Let us not ignore the evidence that drug-taking is lower in those children who participate in team sport or music, that their physical health is better and their predictions for future health are far better than those who do not have such opportunities. Thinking that local education providers will provide unique focused opportunities is folly. The money will melt away in a bureaucratic maze of core provision and the diversity of opportunity and richness that it affords will be lost. So I would like the Minister to tell us—indeed, to assure us—that the Bill will guarantee an expansion, not a contraction, of all the good projects that have happened to date, and that the cross-boundary projects which have proven value for the physical health and emotional welfare of the youth of today will flourish, not dwindle.

My fear is that if lottery money funds core health projects, we will remove the sources of prevention of illness—the sport and music activities which maintain physical and emotional fitness—and spend ever more on the ill effects that result from physical inactivity and emotionally disturbed people.
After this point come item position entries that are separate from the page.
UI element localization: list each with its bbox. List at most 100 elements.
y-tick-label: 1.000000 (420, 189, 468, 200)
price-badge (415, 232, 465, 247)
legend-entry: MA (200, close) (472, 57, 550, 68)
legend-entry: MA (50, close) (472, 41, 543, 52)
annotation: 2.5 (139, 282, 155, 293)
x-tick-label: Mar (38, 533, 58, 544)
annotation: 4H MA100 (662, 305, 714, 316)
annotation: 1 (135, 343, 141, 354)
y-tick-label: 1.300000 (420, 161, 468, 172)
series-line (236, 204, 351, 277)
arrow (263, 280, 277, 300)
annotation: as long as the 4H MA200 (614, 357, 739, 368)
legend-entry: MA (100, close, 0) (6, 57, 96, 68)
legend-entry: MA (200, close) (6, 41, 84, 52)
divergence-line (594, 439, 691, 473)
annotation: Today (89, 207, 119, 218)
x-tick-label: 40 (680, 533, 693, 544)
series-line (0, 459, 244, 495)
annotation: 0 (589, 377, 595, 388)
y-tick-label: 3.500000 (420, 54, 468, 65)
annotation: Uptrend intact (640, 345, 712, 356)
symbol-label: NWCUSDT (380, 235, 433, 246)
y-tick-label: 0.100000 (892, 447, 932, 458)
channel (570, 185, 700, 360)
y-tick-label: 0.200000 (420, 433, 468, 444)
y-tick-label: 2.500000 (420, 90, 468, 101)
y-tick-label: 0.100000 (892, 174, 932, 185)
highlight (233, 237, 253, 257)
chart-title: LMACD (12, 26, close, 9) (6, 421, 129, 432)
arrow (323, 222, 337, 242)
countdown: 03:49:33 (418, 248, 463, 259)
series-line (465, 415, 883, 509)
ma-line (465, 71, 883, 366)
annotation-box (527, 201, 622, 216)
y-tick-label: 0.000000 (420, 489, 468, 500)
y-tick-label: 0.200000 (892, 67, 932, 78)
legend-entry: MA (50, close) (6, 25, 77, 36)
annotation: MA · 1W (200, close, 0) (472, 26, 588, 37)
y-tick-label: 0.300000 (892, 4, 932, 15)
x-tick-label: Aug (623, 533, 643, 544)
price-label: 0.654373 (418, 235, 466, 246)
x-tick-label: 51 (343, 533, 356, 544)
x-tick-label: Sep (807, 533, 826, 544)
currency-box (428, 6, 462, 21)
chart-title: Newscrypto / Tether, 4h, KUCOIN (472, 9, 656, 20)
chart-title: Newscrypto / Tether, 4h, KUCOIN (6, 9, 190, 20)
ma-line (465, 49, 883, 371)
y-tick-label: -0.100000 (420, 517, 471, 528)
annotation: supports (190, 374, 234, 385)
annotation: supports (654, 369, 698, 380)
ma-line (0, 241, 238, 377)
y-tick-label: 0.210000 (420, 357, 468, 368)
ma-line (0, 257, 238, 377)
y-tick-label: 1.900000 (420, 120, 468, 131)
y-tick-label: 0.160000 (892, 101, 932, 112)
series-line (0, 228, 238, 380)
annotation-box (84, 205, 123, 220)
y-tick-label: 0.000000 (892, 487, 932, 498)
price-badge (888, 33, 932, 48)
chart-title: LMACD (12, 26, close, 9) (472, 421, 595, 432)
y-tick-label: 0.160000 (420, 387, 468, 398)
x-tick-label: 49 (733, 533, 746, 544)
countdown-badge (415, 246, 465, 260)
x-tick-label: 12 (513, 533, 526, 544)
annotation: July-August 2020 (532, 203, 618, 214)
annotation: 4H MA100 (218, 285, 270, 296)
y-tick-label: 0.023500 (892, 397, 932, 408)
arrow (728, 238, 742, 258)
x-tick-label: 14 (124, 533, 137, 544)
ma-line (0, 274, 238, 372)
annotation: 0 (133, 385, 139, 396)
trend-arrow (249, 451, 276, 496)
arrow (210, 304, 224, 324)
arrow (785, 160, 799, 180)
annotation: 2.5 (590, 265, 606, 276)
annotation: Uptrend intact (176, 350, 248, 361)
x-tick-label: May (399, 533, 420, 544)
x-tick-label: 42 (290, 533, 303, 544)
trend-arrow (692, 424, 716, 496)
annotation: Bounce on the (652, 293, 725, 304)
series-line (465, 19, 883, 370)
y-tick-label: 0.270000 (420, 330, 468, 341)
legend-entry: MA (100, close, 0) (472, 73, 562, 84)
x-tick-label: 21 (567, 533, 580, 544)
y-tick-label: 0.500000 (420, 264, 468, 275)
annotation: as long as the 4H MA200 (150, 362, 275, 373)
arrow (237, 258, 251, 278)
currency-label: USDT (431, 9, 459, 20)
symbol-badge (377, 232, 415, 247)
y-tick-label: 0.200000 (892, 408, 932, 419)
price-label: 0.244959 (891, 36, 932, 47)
The noble Baroness, Lady Pitkeathley, has already touched on the over-inflation of the gambling addiction, which was spoken about before the lottery ever came into being. But the lottery appeals to those with debts and who have a tendency towards gambling. I hope that the Minister will be able to reassure me that the publicity will not encourage gambling by promoting it. We should not forget that it has been estimated that 28p in the pound from the lottery will go to good causes, but I believe that £1.28 per pound comes from tax efficient donation. The publicity must not mislead the public as regards making such tax efficient donations to charities that are already providing added value.